Young athletes are committing to colleges before starting high school, despite regulations.

College athletics offers students many opportunities: the chance to compete at a high level, recognition of talent, a certain degree of fame and an affordable college education. Despite possible NCAA rules violations, these opportunities are increasingly marketed toward extremely young recruits who are not old enough to drive, much less decide where to attend college.

A Jan. 26 article in the New York Times reported on college recruiters’ interest in younger athletes. The Times profiled one athlete who committed to play soccer at the University of Texas just before she entered her freshman year in high school.

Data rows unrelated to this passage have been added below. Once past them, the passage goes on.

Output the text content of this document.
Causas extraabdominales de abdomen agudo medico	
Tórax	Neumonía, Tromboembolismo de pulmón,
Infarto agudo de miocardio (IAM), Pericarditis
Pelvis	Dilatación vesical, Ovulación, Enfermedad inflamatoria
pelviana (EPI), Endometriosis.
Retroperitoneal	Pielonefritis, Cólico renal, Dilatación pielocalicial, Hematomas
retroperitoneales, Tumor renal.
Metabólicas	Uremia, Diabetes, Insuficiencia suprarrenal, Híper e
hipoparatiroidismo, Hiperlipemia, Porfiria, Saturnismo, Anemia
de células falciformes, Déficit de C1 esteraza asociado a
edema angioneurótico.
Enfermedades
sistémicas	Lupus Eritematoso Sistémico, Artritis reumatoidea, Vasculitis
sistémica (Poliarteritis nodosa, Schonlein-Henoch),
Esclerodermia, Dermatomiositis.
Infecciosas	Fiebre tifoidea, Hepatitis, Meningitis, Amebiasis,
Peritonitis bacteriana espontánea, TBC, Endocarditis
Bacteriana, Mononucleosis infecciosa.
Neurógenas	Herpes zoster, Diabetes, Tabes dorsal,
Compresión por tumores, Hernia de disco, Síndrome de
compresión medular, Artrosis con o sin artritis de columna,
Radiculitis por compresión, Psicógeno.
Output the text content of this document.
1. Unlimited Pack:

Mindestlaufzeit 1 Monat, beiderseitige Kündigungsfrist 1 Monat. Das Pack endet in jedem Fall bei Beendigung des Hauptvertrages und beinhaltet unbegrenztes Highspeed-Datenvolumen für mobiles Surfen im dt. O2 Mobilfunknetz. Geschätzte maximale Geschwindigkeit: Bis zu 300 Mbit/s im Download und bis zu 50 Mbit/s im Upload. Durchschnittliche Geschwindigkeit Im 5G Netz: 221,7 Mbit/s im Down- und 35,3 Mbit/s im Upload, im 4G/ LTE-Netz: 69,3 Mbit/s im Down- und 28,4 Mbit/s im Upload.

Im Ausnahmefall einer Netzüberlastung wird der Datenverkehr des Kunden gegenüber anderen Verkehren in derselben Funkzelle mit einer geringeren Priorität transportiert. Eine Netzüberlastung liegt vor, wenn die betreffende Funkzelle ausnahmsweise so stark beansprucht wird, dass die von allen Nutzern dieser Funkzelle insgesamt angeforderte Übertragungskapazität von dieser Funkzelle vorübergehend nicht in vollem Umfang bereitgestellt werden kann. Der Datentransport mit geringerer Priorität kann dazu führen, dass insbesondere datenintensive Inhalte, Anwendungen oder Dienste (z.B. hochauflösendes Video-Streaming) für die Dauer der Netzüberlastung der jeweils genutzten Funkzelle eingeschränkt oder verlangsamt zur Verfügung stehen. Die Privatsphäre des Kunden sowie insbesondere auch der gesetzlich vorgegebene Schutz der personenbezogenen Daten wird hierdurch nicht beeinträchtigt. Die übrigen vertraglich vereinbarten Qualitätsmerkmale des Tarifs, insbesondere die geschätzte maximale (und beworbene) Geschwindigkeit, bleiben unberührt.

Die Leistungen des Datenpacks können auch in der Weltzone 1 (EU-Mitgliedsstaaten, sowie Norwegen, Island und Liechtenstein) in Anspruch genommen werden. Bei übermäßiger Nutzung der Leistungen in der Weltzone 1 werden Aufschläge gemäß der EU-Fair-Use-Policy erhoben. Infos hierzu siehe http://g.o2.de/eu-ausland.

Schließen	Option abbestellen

Despite an NCAA recruiting calendar that doesn’t allow Division I player-coach contact before a player’s sophomore year in high school, it’s apparent some students — especially in women’s sports — are getting looked at well before “official” contact takes place. 

This trend hasn’t received much media attention, as it’s mostly prevalent in sports that don’t generate a lot of revenue. Without the scrutiny of the public, early recruiting practices are often unnoticed.

The Washington Post reported April 26 that a lacrosse player had committed to play for the University of Virginia before getting a spot as a freshman on his high school team. In December, reported that an eighth grader committed to play softball at the University of Tennessee.

Recruiting at such early ages places unnecessary pressure on students and forces them to think about their college sports career well before they’ve finished high school. 

Regardless of how much media attention the issue gets, the NCAA must be more stringent and consistent with the enforcement of proper recruiting practices across all divisions and all sports, whether they are moneymakers or not.